LoginLogin
Might make SBS readonly: thread

Inconsistent memory usage on array of strings?

Root / SmileBASIC Bug Reports / [.]

raimondzCreated:
Working on SmileIde, I noticed an strange behavior when an array of string stores a lot of data. On the pictures below are some test that check how much memory is used if I store the same content in different ways (As string and an array of string where the concatanated content should be equal to the string) and the implementation of the test. At some point the array start to use more memory than the string.

This both surprises and does not surprise. Instinctually, I want to say it's because the array allocates memory to store all of its elements, whereas the string only needs to allocate one spot (or maybe not? Allocation must always take place since strings can change the amount of bytes they contain?) I'm not much of a computer scientist, but I'd say that discrepancy is due to the array having to allocate and store to many places in memory. This is good to note. I've always used string arrays to store large text files because it was easy. Maybe there's a better way ... Say, write a function that turns a string into an array? Pass it a position and it returns a chunk of text.

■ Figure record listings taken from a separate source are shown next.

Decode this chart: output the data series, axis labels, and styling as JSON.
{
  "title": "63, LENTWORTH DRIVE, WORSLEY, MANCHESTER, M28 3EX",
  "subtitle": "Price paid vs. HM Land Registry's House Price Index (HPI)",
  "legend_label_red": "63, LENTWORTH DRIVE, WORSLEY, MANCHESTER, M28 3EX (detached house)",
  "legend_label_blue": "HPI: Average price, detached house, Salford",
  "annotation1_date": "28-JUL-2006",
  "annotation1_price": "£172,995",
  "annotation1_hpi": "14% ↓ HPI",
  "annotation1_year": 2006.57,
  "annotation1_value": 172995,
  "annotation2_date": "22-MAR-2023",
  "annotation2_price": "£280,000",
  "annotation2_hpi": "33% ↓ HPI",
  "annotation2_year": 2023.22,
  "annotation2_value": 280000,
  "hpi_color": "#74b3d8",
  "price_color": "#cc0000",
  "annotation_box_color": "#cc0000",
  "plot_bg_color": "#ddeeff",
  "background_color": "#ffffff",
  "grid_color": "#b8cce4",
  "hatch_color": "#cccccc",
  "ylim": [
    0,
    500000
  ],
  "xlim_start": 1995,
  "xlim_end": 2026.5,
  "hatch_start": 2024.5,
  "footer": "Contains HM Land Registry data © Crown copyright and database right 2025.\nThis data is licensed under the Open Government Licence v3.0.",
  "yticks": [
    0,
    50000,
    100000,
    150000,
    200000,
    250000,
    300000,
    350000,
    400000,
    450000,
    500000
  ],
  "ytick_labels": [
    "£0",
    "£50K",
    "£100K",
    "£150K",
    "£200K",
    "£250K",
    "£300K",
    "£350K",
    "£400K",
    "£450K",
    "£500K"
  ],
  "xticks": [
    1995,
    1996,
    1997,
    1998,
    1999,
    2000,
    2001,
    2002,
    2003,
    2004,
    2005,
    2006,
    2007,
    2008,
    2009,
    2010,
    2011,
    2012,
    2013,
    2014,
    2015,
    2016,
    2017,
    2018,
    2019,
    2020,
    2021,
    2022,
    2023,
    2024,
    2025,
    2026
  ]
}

(As string and an array of string where the concatanated content should be equal to the string)
Not true. Keep in mind that you have to be able to distinguish between ["FFF","FFF","FFF"] and ["FFFFF","FF","FF"], so even if all the data was stored contiguously (which is very unlikely for various reasons) you would still need to store lengths for each string, on top of storing a length for the array itself. I think there's something wrong with the way you're measuring this, though, especially given a 50-item array comes up as 0 bytes. It also doesn't make sense for the string to take up more space than the array at any point.

For the record, I imagine the data structures look something vaguely like this for SmileBASIC:
struct string {
 u32 refcount;
 u32 length;
 u16 contents[]; 'UTF-16
}

struct string_array {
 u32 refcount;
 u32 length;
 string* contents[];
}

This is good to note. I've always used string arrays to store large text files because it was easy. Maybe there's a better way ... Say, write a function that turns a string into an array? Pass it a position and it returns a chunk of text.
Yeah, now I'm using a single string and an array of integer that store the position of each linebreak. That use way less memory than the string array. @niconii I also found it weird that the array of 50 strings return 0 bytes, that's why I posted the code on first place. That pic contains all the code of the test. I thought that it could be a linked list(For one dimensional arrays) since they support push/unshift and pop/shift operations. From my experience on other programming language, you need to create a new instance(allocate memory) of an array if you want to change their size, then copy the content of the old instance. However, I didn't beleive that the pointers between nodes add too much size... thats why I posted this issue. Anyway, I can't say if this is a bug or not since I don't know how they implemented the arrays.

Yeah, now I'm using a single string and an array of integer that store the position of each linebreak. That use way less memory than the string array.
I've already begun work on a library for this :D I've been wanting a versatile way to edit 2-D arrays, and I think by using this method I can create a function library that treats strings as 2-D arrays, and uses basic string manipulation to edit them. I don't know why I didn't consider this before. The only drawback to this implementation is the dramatic speed decrease that comes with excessive string manipulation.